The two Shelby cars in line astern, and below Horst Kwech looking as happy about things as Moffat looks displeased. He forged a great career in the US after cutting his racing teeth in Australia- he grew up in Cooma, in the foothills of the New South Wales alpine country.

The Moffat/Kwech car alongside the Thompson/DeLorenzo Chev Corvette DNF- what a marvellous mixed grid both Daytona and Sebring had that year even if the closing speed differences between some of the cars was most alarming. Still that aspect has never changed in all of these endurance classics.

(F Hernandez)

This image and the three below were taken by Fran Hernandez at the same time as the one posted earlier of the ‘302 Trans-Am prototype’ in December 1969

(F Hernandez)

(F Hernandez)

(F Hernandez)

Compare and contrast Boss 302 race and road 5 litre V8s

(AMC)

Moffat on the move- Sandown ‘Southern 60’ weekend in May 1969. Many enthusiasts will remember this novel shaped red and white coloured ‘Coke Tent’, he was certainly still using it when I went to my first race meeting- the 1972 Sandown Tasman meeting.

(T Marshall)

At the end of its ‘in period’ life the Trans-Am raced as a sports-sedan but to Moffat’s credit he never butchered the car by relocating the engine/transmission or making changes to its suspension or body structure to give it greater pace – here he and Jim Richards are whistling around Wigram at about 140mph circa 1974- this is a good angle as the ‘Brut 33’ signage cannot be seen, be thankful you cannot smell that pong which I have always likened to ‘Eau de Pine-O-Kleen’ either…

Bibliography…

Milan Fistonic summary of AM career on ‘The Nostalgia Forum’, shelbytransam.com, ‘The Making of a Legend’ David Hassall, Boss Registry summary of the 302 Trans-Am technical specifications, ‘Kar-Kraft: Race Cars, Prototypes & Muscle Cars of Ford’s Specialty Vehicles’, ‘Hot Rod’ magazine article ‘The Story Behind Ford’s Ill-Fated 1968 Tunnel Port 302’, ‘Fast Mustangs’ Alex Gabbard, ‘Allan Moffat: Climbing The Mountain’ Allan Moffat and John Smailes, Auto-Action article ‘Allan Moffat- The Love of a Liftime’

Photo Credits…

Getty Images, ‘AMC’-Allan Moffat Collection, Barry Nelson, Jerry Melton, sebringrace.com, Fran Hernandez Facebook page, Fran Hernandez Collection courtesy of ‘The Roaring Season’, Terry Marshall, Rob Bartholomaeus, Louis Galanos, Dave Friedman Archive, SS Auto Memorabilia

Tailpiece: Monza, Daytona 1975…

Let’s finish where we started- high on the Daytona banking.

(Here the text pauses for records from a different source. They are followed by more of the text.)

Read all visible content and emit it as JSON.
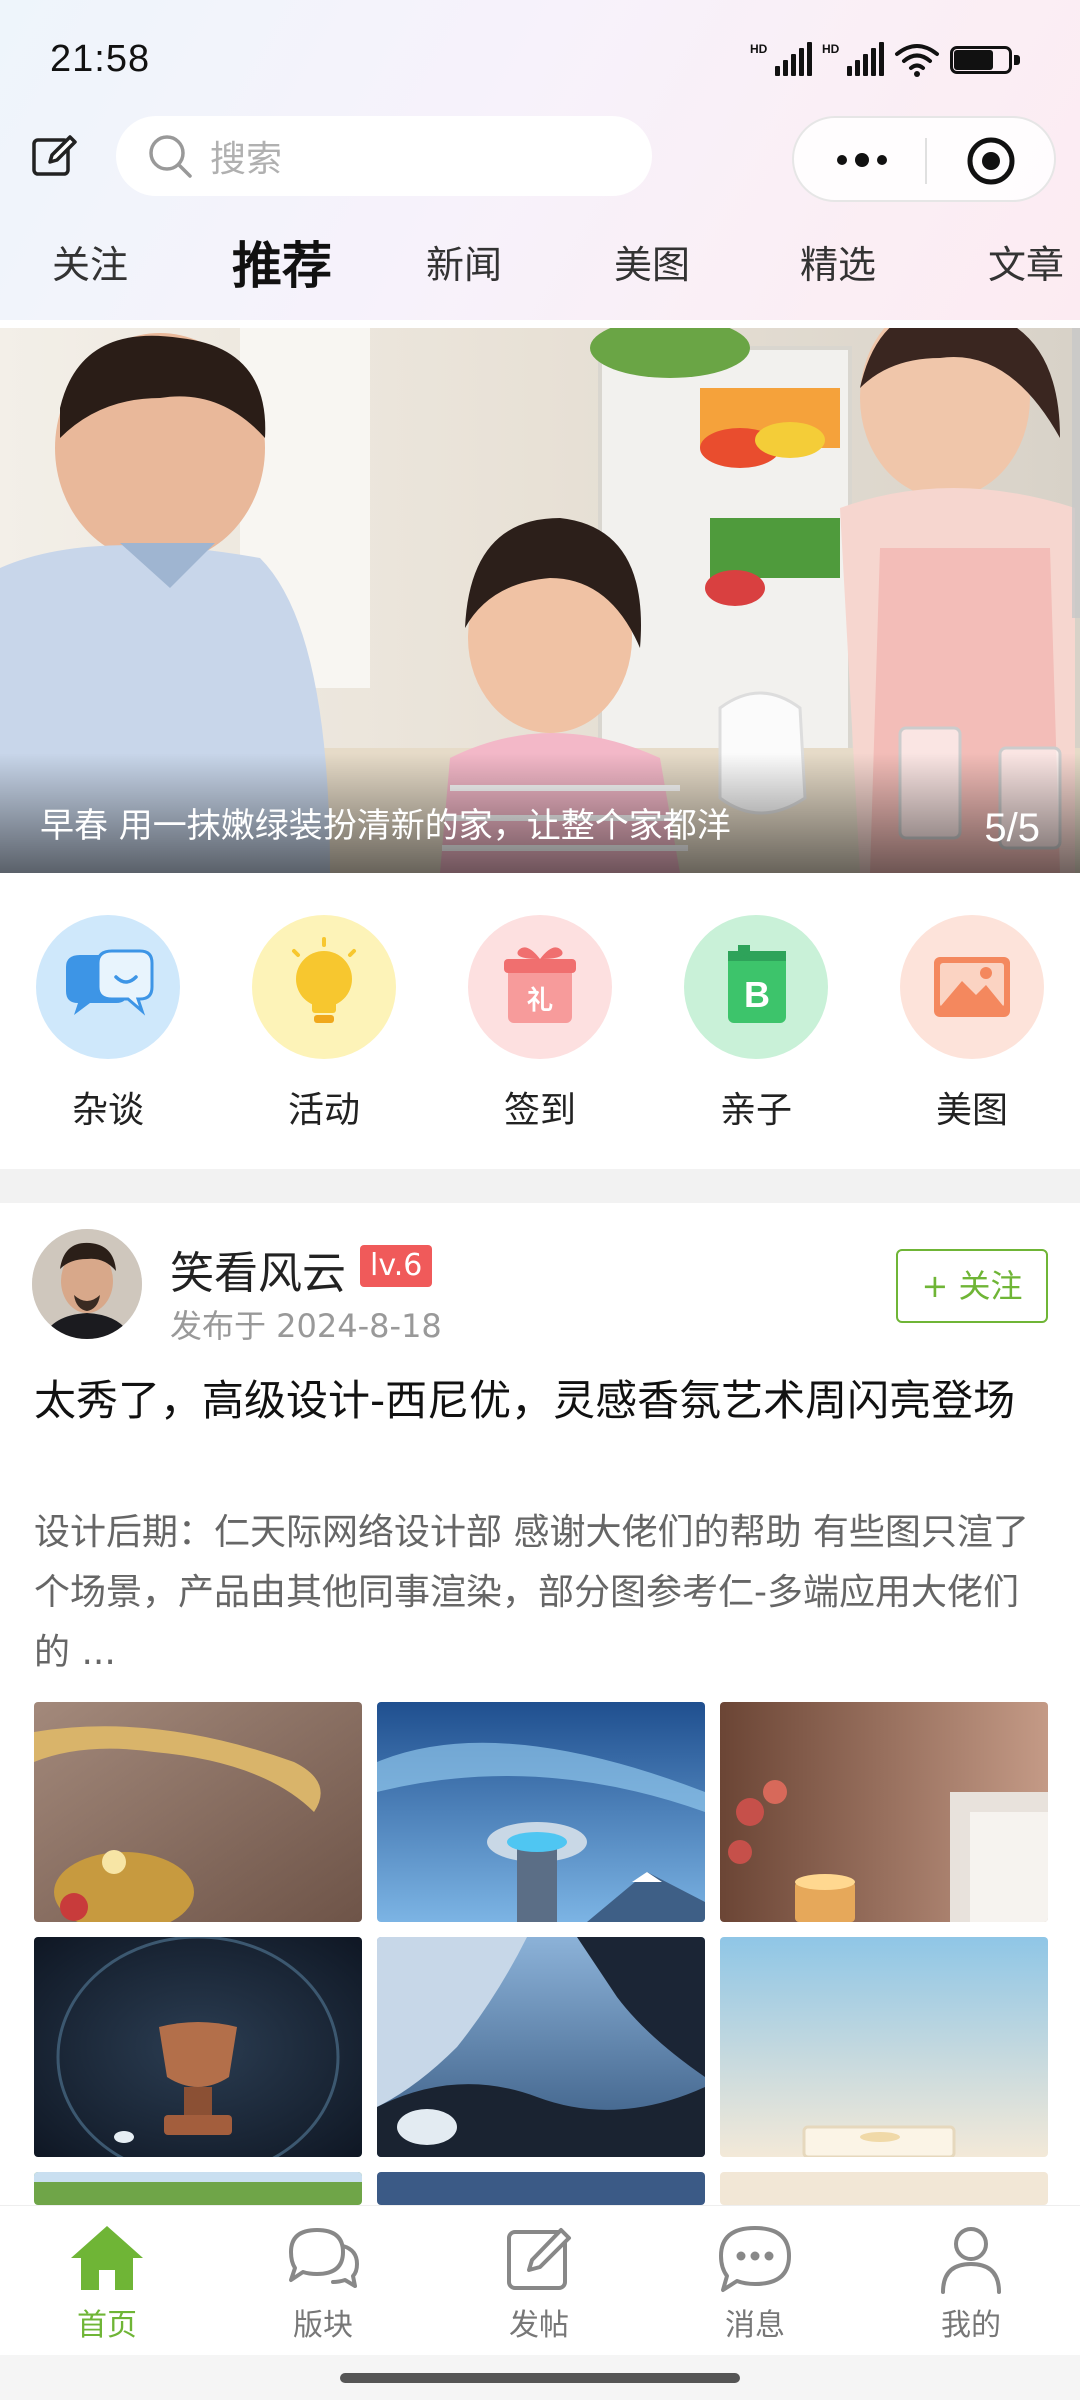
{
  "status_bar": {
    "time": "21:58",
    "signal_1_label": "HD",
    "signal_2_label": "HD",
    "battery_level": 0.72
  },
  "header": {
    "search_placeholder": "搜索"
  },
  "tabs": [
    {
      "label": "关注",
      "active": false
    },
    {
      "label": "推荐",
      "active": true
    },
    {
      "label": "新闻",
      "active": false
    },
    {
      "label": "美图",
      "active": false
    },
    {
      "label": "精选",
      "active": false
    },
    {
      "label": "文章",
      "active": false
    }
  ],
  "banner": {
    "caption": "早春 用一抹嫩绿装扮清新的家，让整个家都洋",
    "index": "5/5"
  },
  "categories": [
    {
      "label": "杂谈",
      "icon": "chat-bubbles-icon",
      "color": "#cfe8fb"
    },
    {
      "label": "活动",
      "icon": "lightbulb-icon",
      "color": "#fdf3b8"
    },
    {
      "label": "签到",
      "icon": "gift-icon",
      "color": "#fde0e0"
    },
    {
      "label": "亲子",
      "icon": "book-icon",
      "color": "#c9f1d8"
    },
    {
      "label": "美图",
      "icon": "picture-icon",
      "color": "#fde3da"
    }
  ],
  "post": {
    "author": "笑看风云",
    "level": "lv.6",
    "date": "发布于 2024-8-18",
    "follow_label": "+ 关注",
    "title": "太秀了，高级设计-西尼优，灵感香氛艺术周闪亮登场",
    "excerpt": "设计后期：仁天际网络设计部 感谢大佬们的帮助 有些图只渲了个场景，产品由其他同事渲染，部分图参考仁-多端应用大佬们的 ..."
  },
  "bottom_nav": [
    {
      "label": "首页",
      "icon": "home-icon",
      "active": true
    },
    {
      "label": "版块",
      "icon": "forum-bubbles-icon",
      "active": false
    },
    {
      "label": "发帖",
      "icon": "compose-icon",
      "active": false
    },
    {
      "label": "消息",
      "icon": "message-icon",
      "active": false
    },
    {
      "label": "我的",
      "icon": "user-icon",
      "active": false
    }
  ],
  "colors": {
    "accent_green": "#6fb536",
    "level_badge": "#f05a5a"
  }
}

Here Moffat is ahead of one of the BMW CSL’s during the final IMSA 1975 series round on 30 November, DNF after just 15 laps.

In late August that year he raced one of Horst Kwech and Lee Dykstra’s Dekon Engineering Monza’s for the first time, co-driving with Kwech in a 500 mile race at Mid-Ohio. Despite mechanical dramas causing a DNF Moff was impressed. He returned to the US in November, after the Sandown and Bathurst endures to run in the IMSA final round using the same chassis he raced at Mid-Ohio- he qualified third but was outted again, this time with fuel injection dramas.

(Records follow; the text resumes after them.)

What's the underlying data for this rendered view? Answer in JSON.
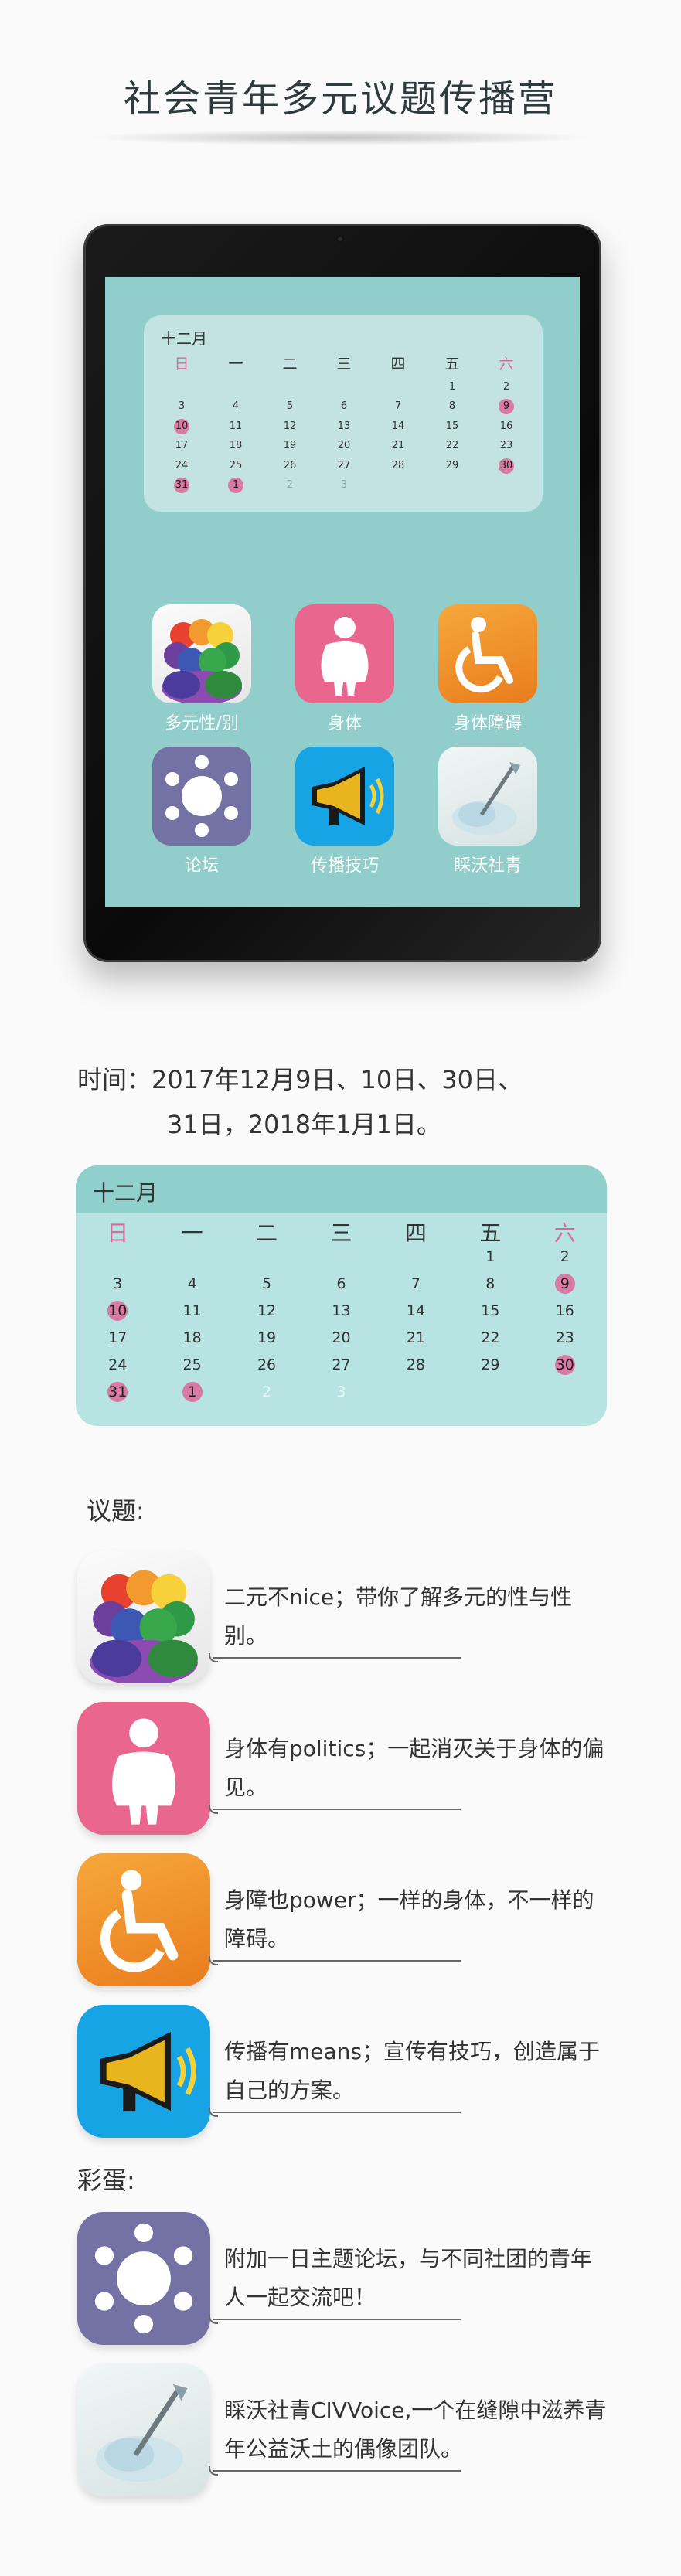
{
  "title": "社会青年多元议题传播营",
  "tablet": {
    "calendar": {
      "month": "十二月",
      "weekdays": [
        "日",
        "一",
        "二",
        "三",
        "四",
        "五",
        "六"
      ],
      "rows": [
        [
          "",
          "",
          "",
          "",
          "",
          "1",
          "2"
        ],
        [
          "3",
          "4",
          "5",
          "6",
          "7",
          "8",
          "9"
        ],
        [
          "10",
          "11",
          "12",
          "13",
          "14",
          "15",
          "16"
        ],
        [
          "17",
          "18",
          "19",
          "20",
          "21",
          "22",
          "23"
        ],
        [
          "24",
          "25",
          "26",
          "27",
          "28",
          "29",
          "30"
        ],
        [
          "31",
          "1",
          "2",
          "3",
          "",
          "",
          ""
        ]
      ],
      "highlighted": [
        "9",
        "10",
        "30",
        "31",
        "1"
      ]
    },
    "apps": [
      {
        "label": "多元性/别",
        "icon": "diversity-people-icon"
      },
      {
        "label": "身体",
        "icon": "body-figure-icon"
      },
      {
        "label": "身体障碍",
        "icon": "wheelchair-icon"
      },
      {
        "label": "论坛",
        "icon": "forum-circle-icon"
      },
      {
        "label": "传播技巧",
        "icon": "megaphone-icon"
      },
      {
        "label": "睬沃社青",
        "icon": "civvoice-logo-icon"
      }
    ]
  },
  "date_text": {
    "line1": "时间：2017年12月9日、10日、30日、",
    "line2": "31日，2018年1月1日。"
  },
  "calendar": {
    "month": "十二月",
    "weekdays": [
      "日",
      "一",
      "二",
      "三",
      "四",
      "五",
      "六"
    ],
    "rows": [
      [
        "",
        "",
        "",
        "",
        "",
        "1",
        "2"
      ],
      [
        "3",
        "4",
        "5",
        "6",
        "7",
        "8",
        "9"
      ],
      [
        "10",
        "11",
        "12",
        "13",
        "14",
        "15",
        "16"
      ],
      [
        "17",
        "18",
        "19",
        "20",
        "21",
        "22",
        "23"
      ],
      [
        "24",
        "25",
        "26",
        "27",
        "28",
        "29",
        "30"
      ],
      [
        "31",
        "1",
        "2",
        "3",
        "",
        "",
        ""
      ]
    ]
  },
  "topics_label": "议题:",
  "topics": [
    {
      "text": "二元不nice；带你了解多元的性与性别。",
      "icon": "diversity-people-icon"
    },
    {
      "text": "身体有politics；一起消灭关于身体的偏见。",
      "icon": "body-figure-icon"
    },
    {
      "text": "身障也power；一样的身体，不一样的障碍。",
      "icon": "wheelchair-icon"
    },
    {
      "text": "传播有means；宣传有技巧，创造属于自己的方案。",
      "icon": "megaphone-icon"
    }
  ],
  "bonus_label": "彩蛋:",
  "bonus": [
    {
      "text": "附加一日主题论坛，与不同社团的青年人一起交流吧！",
      "icon": "forum-circle-icon"
    },
    {
      "text": "睬沃社青CIVVoice,一个在缝隙中滋养青年公益沃土的偶像团队。",
      "icon": "civvoice-logo-icon"
    }
  ],
  "colors": {
    "screen_bg": "#91cdcb",
    "highlight": "#d87aa3",
    "calendar_bg": "#b7e3e3",
    "calendar_bar": "#8fd0cd"
  }
}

‘No result but it was an eye-opener, it was, Moffat noted of the long banked stretches, the fastest he had ever gone on a race track- the Monza topping out at a mammoth 329kmh!’

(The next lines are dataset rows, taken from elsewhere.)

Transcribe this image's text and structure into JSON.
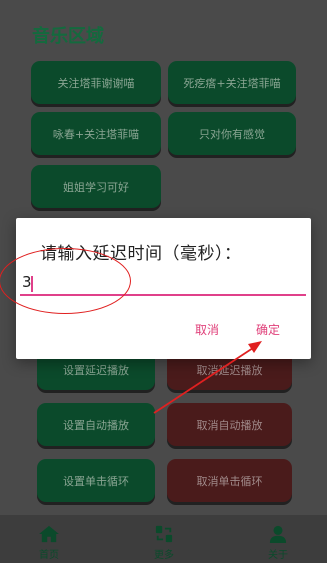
{
  "section_title": "音乐区域",
  "music_buttons": [
    "关注塔菲谢谢喵",
    "死疙瘩+关注塔菲喵",
    "咏春+关注塔菲喵",
    "只对你有感觉",
    "姐姐学习可好"
  ],
  "control_buttons": [
    {
      "left": "设置延迟播放",
      "right": "取消延迟播放"
    },
    {
      "left": "设置自动播放",
      "right": "取消自动播放"
    },
    {
      "left": "设置单击循环",
      "right": "取消单击循环"
    }
  ],
  "dialog": {
    "title": "请输入延迟时间（毫秒）：",
    "input_value": "3",
    "cancel_label": "取消",
    "confirm_label": "确定"
  },
  "nav": {
    "home": "首页",
    "update": "更多",
    "about": "关于"
  },
  "colors": {
    "accent": "#e0408a",
    "annotation": "#e02020",
    "green": "#0b4a2b",
    "red": "#4a1b1b"
  }
}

‘It was interesting to note how Moffat fared against top Americans, especially those in ostensibly identical DeKon Monzas. Against the likes of Al Holbert, Al Unser Snr and a host of other top American and European aces, and on a banked oval course of which he would have had not much experience, (that bit is not perhaps correct- he did have some experience as we have seen) Moffat looked right at home. When the injection issue halted the car, he had been comfortably ahead of the BMW 3.0 CSL’s and only had the winning Corvette ahead of him’ Auto Action wrote.

Satisfied, Moffat put down his money to acquire this car, chassis #1005, the fifth to roll out of Dekon’s, Libertyville, Illinois ‘shop. He was now the proud owner of a DeKon Monza, by then it was December so the Monza was flown to New Zealand for its first races in the southern hemisphere in Kiwi ‘sports-sedan’ racing that January/February of 1976. The Monza story is one for another time.